I expected to dislike the character of Christopher McCandless, and for most of the movie there was a lot about him not to like. He's an over-privileged kid who hates his parents and the assured path mapped out for him in education and career.

But turning his back on even the sister he's close to, giving away the last of his money and walking out the door to travel the country on foot without a word of contact to anyone makes him not just rebellious but unforgivably selfish and self centred.

It's when he finally discovers - too late - that life is only worth living if you don't cut yourself off from society and the people you love that he finally becomes likeable, or at least engenders our sympathy.
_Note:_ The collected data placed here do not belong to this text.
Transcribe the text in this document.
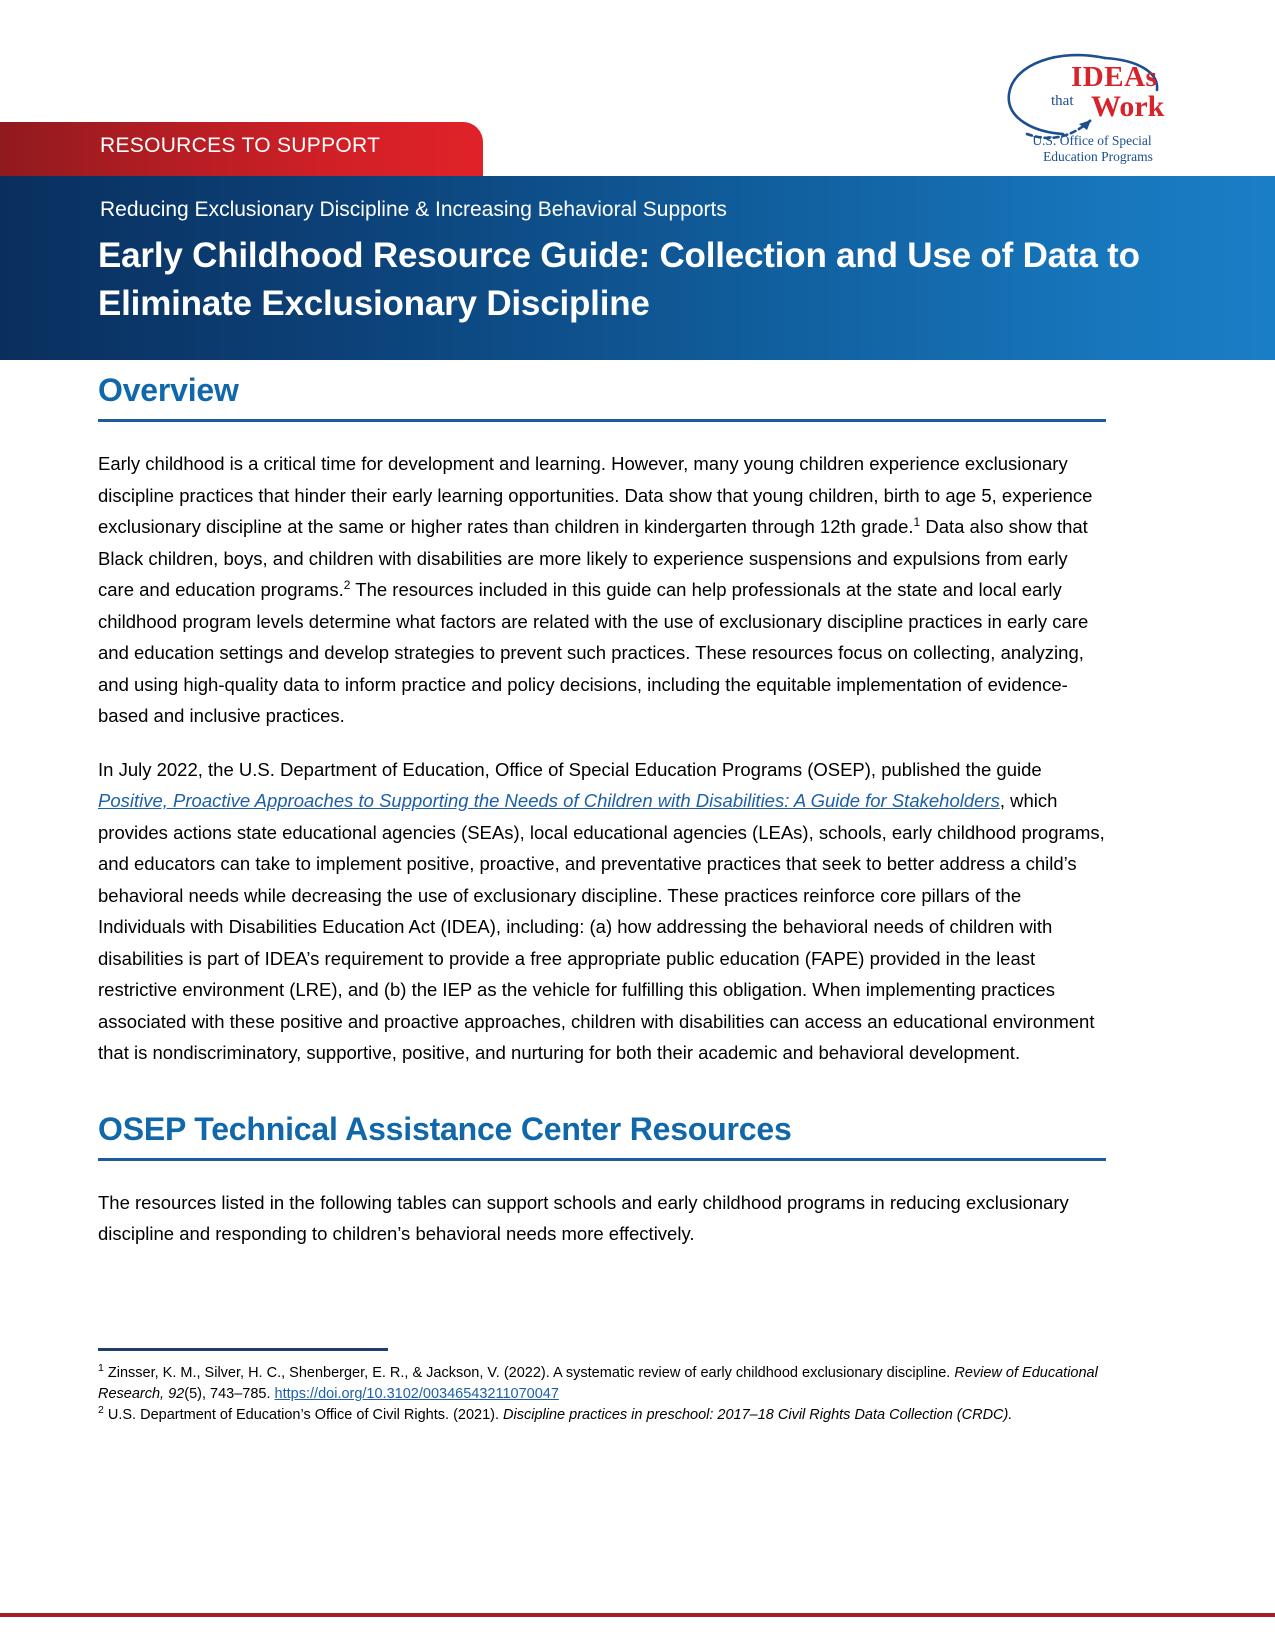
IDEAs
that Work
U.S. Office of Special
Education Programs
RESOURCES TO SUPPORT
Reducing Exclusionary Discipline & Increasing Behavioral Supports
Early Childhood Resource Guide: Collection and Use of Data to Eliminate Exclusionary Discipline
Overview

Early childhood is a critical time for development and learning. However, many young children experience exclusionary discipline practices that hinder their early learning opportunities. Data show that young children, birth to age 5, experience exclusionary discipline at the same or higher rates than children in kindergarten through 12th grade.$^1$ Data also show that Black children, boys, and children with disabilities are more likely to experience suspensions and expulsions from early care and education programs.$^2$ The resources included in this guide can help professionals at the state and local early childhood program levels determine what factors are related with the use of exclusionary discipline practices in early care and education settings and develop strategies to prevent such practices. These resources focus on collecting, analyzing, and using high-quality data to inform practice and policy decisions, including the equitable implementation of evidence-based and inclusive practices.

In July 2022, the U.S. Department of Education, Office of Special Education Programs (OSEP), published the guide Positive, Proactive Approaches to Supporting the Needs of Children with Disabilities: A Guide for Stakeholders, which provides actions state educational agencies (SEAs), local educational agencies (LEAs), schools, early childhood programs, and educators can take to implement positive, proactive, and preventative practices that seek to better address a child’s behavioral needs while decreasing the use of exclusionary discipline. These practices reinforce core pillars of the Individuals with Disabilities Education Act (IDEA), including: (a) how addressing the behavioral needs of children with disabilities is part of IDEA’s requirement to provide a free appropriate public education (FAPE) provided in the least restrictive environment (LRE), and (b) the IEP as the vehicle for fulfilling this obligation. When implementing practices associated with these positive and proactive approaches, children with disabilities can access an educational environment that is nondiscriminatory, supportive, positive, and nurturing for both their academic and behavioral development.

OSEP Technical Assistance Center Resources

The resources listed in the following tables can support schools and early childhood programs in reducing exclusionary discipline and responding to children’s behavioral needs more effectively.

$^1$ Zinsser, K. M., Silver, H. C., Shenberger, E. R., & Jackson, V. (2022). A systematic review of early childhood exclusionary discipline. Review of Educational Research, 92(5), 743–785. https://doi.org/10.3102/00346543211070047

$^2$ U.S. Department of Education’s Office of Civil Rights. (2021). Discipline practices in preschool: 2017–18 Civil Rights Data Collection (CRDC).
Penn structure the film in alternating sequences, of Chris' (Hirsch) travels and the people he meets interspersed with his ultimate destination of an abandoned bus where he makes his home beside a river in the wilderness of Alaska.

The travel sequences are strong but episodic, feeling like short TV series entries to get to the real story, his unravelling and redemption.

But Penn has a great directorial eye and a smart script gets great performances out of some wonderful actors, including ones like Vaughan with a lot to offer but who spend too much of their time mugging for comedy directors and paycheques, and a revelation in veteran Holbrook.

You'll spend most of your time more impressed with the movie than McCandless himself, but the last ten minutes drag you terrifyingly into his skin, and the final shot of the photo the real Chris took of himself not long before the end is as haunting as the rest of the movie.

Hirsch's standout performance in this must have felt like his shot at the A list, but if you're only as hot as your last film, he's in trouble after the huge gleaming abortion that was Speed Racer.